Abstract empiricism has two common justifications. If we accept them, it turns out that the severity of the results is achieved not due to some essential characteristic of the "Method", but due to the reasons "random in nature", namely due to money and time.
Firstly, it may be assumed that, since such research is very expensive, its problems are to some extent inevitably influenced by the interests of those who pay for it, and it may be added that these interests are related to completely unrelated problems. Consequently, researchers are not in a position to choose issues in such a way as to ensure that the data are truly incremental, i.e. that the knowledge accumulated is meaningful. They do the best they can. And because they cannot deal with serious future-proof problems, they have to specialise in developing methods that can be used regardless of the relevance of the subject matter.

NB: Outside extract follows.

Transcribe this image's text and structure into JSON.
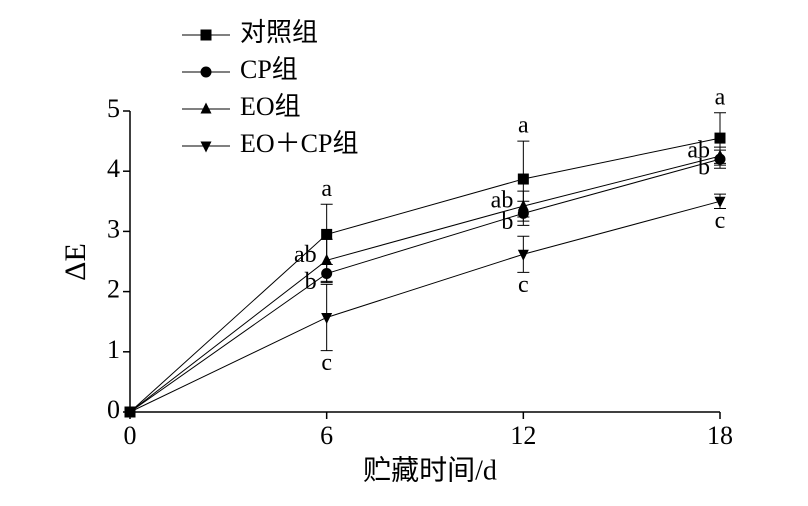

In short, the economics of truth, i.e. the cost of research, conflicts with the politics of truth, using research to clarify the essence of critical social problems and to bring political debate closer to real social processes. The conclusion is that if the organizations engaged in social research had, say, a quarter of the funds of all the country's science funding agencies, and if they were able to manage these funds as they see fit, the situation would be significantly improved. I must admit that I do not know how justified these expectations are. And nobody knows, though, most likely, our intellectuals-managers, who replaced social science with business activity, are convinced of this. But to accept this as the only real problem would be to exclude any intellectual criticism. One thing is clear: due to the high cost of the Method, the work of its adherents is often used for commercial and bureaucratic purposes, which has a certain impact on the style of research.
Secondly, we can say that critics are clearly impatient: it is enough to remember that the duration of husbands' disputes about "scientific criteria" is counted not for decades, but for centuries.
It can be argued that private research will "take its course" in such a way as to provide a general pattern of social development based on its data. This way of justifying it, it seems to me, is based on the idea of opncpeqqe social sciences as a mosaic game. It suggests that the results of such research may be "bricks and mortar" in nature, which at some point in the future can be "stacked" and "fitted" in order to "erect" a credible and verifiable image of a whole. This is not just an assumption; it is an explicit policy.
The empirical sciences," says Lazarsfeld, "must develop special problems and expand knowledge by combining the results of many long and painstaking detailed studies. It is highly desirable that more researchers turn to the social sciences, not because it will save the world overnight, but because it will ultimately speed up the daunting task of developing an integrated social science that can help us understand and manage social processes. This programme, if we distract ourselves from its political ambiguity for a moment, proposes to limit ourselves to "detailed" research on the grounds that the results of this research, in turn, will lead to "integrated social science". In order to prove this point of view to be erroneous, I will not look at the external causes of the lack of content in the results achieved by empiricists, but rather at the reasons related to the internal features of their style and program. First of all, it is necessary to consider the relationship between theory and specific research, i.e., the line that the Vedas should follow in determining the priority of broader concepts and in choosing objects for detailed exposition.
Of course, every scientific school is generous in its deliberations on the blindness of empirical data without theory and on the emptiness of the theory, which is not supported by data. Therefore, instead of weaving philosophical lace, we will turn directly to practice and its results.